In 2015, the HCCH adopted its first soft-law instrument, the Hague Principles on the Choice of Law in International Commercial Contracts.

=== Conventions ===
The HCCH's instruments cover subject matters in the area of family law and child protection, international civil procedure and legal cooperation, as well as cross-border commercial and finance law. These areas are often referred to as the "three pillars" of the HCCH. The following HCCH conventions are the most ratified:
- The abolition of legalisation (Apostille)
- Service of process
- Taking of evidence abroad
- International child abduction
- Intercountry adoption
- Maintenance obligations
- Choice of Court Agreements
- Hague Child Protection Convention
- The law applicable to trusts

The most recently concluded Hague convention is the Hague Judgments Convention, adopted on 2 July 2019.

=== Tools ===
The HCCH has developed several tools in order to aid in the application of its Conventions.
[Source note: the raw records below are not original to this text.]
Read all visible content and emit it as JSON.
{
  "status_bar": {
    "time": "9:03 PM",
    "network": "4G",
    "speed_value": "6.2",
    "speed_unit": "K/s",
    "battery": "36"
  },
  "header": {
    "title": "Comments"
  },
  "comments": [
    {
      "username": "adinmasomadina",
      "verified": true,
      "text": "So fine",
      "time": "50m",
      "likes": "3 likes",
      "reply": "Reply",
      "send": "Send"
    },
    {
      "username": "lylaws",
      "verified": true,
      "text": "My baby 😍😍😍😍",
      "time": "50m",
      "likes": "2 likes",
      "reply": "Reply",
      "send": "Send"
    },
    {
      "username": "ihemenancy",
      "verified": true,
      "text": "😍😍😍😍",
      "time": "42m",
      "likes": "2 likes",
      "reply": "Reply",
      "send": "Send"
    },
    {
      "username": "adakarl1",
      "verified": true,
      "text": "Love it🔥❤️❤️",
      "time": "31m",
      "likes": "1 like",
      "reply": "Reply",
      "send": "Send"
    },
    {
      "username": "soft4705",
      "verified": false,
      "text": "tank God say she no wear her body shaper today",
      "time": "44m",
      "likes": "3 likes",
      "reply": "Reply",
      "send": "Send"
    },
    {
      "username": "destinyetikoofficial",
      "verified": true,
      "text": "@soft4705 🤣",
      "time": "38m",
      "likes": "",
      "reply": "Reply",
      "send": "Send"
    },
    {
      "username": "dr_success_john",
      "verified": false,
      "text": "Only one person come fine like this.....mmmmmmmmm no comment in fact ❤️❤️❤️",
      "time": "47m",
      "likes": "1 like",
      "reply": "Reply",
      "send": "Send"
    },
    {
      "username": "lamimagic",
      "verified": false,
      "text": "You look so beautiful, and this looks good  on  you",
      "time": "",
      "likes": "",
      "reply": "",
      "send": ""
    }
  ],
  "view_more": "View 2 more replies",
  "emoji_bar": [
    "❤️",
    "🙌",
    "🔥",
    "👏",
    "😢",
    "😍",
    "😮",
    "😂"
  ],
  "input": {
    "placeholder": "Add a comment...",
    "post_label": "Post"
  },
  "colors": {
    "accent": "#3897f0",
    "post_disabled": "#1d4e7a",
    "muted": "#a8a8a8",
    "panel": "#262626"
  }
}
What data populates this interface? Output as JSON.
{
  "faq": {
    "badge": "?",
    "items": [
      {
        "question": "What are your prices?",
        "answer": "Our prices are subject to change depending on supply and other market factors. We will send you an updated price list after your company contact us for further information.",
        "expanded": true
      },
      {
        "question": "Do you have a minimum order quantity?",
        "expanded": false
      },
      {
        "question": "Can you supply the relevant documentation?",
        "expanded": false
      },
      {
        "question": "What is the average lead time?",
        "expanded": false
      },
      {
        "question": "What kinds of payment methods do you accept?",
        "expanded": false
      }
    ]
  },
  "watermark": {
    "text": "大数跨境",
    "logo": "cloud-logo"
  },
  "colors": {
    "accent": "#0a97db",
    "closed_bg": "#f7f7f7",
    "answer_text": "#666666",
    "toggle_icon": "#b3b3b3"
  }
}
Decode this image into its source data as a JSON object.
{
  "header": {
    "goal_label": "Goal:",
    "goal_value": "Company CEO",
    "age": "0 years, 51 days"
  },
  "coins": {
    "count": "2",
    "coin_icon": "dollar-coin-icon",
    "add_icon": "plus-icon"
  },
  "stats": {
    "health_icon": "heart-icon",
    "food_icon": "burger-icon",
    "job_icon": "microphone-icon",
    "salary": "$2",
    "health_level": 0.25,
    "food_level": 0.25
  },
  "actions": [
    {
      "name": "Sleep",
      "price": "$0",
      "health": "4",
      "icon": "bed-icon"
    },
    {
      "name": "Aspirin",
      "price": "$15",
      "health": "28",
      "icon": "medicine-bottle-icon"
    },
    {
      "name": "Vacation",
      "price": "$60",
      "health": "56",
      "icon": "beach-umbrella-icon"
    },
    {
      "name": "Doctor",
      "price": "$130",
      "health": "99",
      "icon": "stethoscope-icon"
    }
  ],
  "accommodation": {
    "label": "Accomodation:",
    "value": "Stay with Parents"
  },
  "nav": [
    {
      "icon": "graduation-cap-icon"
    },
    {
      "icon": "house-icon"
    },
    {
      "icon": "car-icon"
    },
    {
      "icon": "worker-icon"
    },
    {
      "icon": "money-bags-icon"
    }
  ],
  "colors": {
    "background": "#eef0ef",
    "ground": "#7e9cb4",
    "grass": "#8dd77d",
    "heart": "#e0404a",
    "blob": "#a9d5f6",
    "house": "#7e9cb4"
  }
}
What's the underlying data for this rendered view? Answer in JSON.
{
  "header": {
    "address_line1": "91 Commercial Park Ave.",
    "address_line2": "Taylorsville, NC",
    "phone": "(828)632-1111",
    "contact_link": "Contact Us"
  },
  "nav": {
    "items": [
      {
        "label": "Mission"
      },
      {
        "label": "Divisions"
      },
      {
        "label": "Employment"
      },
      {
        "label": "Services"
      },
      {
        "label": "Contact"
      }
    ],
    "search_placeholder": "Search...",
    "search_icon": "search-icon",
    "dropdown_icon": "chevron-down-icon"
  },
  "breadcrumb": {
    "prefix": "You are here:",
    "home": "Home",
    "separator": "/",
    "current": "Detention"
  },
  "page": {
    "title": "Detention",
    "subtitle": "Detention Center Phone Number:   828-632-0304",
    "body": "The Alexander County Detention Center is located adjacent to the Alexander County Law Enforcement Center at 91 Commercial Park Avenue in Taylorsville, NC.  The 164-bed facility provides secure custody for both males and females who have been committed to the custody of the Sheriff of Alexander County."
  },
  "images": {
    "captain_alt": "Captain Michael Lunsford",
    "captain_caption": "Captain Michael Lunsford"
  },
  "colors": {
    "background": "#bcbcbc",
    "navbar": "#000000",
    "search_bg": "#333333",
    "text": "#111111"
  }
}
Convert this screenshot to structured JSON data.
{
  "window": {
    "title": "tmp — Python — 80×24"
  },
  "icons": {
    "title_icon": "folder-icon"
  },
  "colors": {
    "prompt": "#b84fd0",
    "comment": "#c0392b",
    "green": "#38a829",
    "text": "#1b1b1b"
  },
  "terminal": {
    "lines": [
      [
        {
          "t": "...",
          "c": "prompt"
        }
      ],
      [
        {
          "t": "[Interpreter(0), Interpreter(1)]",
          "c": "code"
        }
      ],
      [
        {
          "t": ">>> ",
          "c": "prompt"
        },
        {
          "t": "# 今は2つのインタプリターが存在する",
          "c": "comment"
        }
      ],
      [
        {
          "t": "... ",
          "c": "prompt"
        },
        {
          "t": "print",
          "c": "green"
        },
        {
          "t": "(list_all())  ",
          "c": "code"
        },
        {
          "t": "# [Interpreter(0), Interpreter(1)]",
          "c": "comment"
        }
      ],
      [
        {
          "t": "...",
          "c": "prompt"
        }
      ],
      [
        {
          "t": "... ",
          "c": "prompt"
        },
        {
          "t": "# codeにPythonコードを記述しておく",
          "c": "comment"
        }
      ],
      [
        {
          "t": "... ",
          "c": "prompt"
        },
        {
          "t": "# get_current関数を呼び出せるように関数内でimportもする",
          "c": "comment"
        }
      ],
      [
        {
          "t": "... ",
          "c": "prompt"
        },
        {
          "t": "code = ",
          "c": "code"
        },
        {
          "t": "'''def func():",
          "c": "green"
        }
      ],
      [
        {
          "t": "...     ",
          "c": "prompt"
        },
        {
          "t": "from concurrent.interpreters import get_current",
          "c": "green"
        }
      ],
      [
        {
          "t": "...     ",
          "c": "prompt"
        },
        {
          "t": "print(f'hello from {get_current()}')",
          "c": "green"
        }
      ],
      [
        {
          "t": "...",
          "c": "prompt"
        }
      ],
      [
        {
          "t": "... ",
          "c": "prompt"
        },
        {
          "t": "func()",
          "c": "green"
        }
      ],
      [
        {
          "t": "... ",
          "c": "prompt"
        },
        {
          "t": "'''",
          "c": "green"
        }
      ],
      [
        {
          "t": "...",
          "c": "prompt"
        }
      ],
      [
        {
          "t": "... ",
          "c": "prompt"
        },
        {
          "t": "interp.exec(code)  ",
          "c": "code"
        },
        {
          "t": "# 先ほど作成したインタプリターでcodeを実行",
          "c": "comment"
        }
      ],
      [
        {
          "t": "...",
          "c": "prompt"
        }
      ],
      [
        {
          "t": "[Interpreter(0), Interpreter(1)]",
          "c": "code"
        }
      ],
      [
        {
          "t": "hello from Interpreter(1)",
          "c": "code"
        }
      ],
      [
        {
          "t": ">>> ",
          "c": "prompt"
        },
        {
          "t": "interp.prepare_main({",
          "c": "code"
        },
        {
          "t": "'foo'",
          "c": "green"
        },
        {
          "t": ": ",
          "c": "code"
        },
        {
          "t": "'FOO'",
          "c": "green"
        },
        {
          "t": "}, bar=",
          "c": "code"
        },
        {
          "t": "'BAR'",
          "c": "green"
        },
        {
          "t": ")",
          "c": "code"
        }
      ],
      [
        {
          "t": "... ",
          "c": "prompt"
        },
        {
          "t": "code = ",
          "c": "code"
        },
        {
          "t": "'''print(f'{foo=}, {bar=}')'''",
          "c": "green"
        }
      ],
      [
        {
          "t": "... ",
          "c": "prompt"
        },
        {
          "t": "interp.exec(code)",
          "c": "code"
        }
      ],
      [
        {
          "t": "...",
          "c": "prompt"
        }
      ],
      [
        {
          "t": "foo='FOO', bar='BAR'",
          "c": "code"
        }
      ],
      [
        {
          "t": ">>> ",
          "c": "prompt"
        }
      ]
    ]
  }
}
INCADAT is a legal database on international child abduction law containing case summaries and legal analysis of the application of the 1980 Child Abduction Convention. The website also provides additional material relevant to this area of law.

iSupport is an electronic case management and secure communication system for the cross-border recovery of maintenance obligations under the EU 2009 Maintenance regulation and the 2007 Hague Child Support Convention. In 2016 a second EU-funded project, iSupport 2.0, started. The two main aspects of this project, which will last until 2018, are the extension of iSupport to other countries and its consolidation with new functionalities.

e-App was created in support of the 1961 Apostille Convention. Its aim is to promote and assist in the implementation of low-cost, operational and secure software technology for the issuance of electronic Apostilles and for the operation of electronic registers of Apostilles that can be accessed online by recipients to verify the origin of paper Apostilles or e-Apostilles they have received.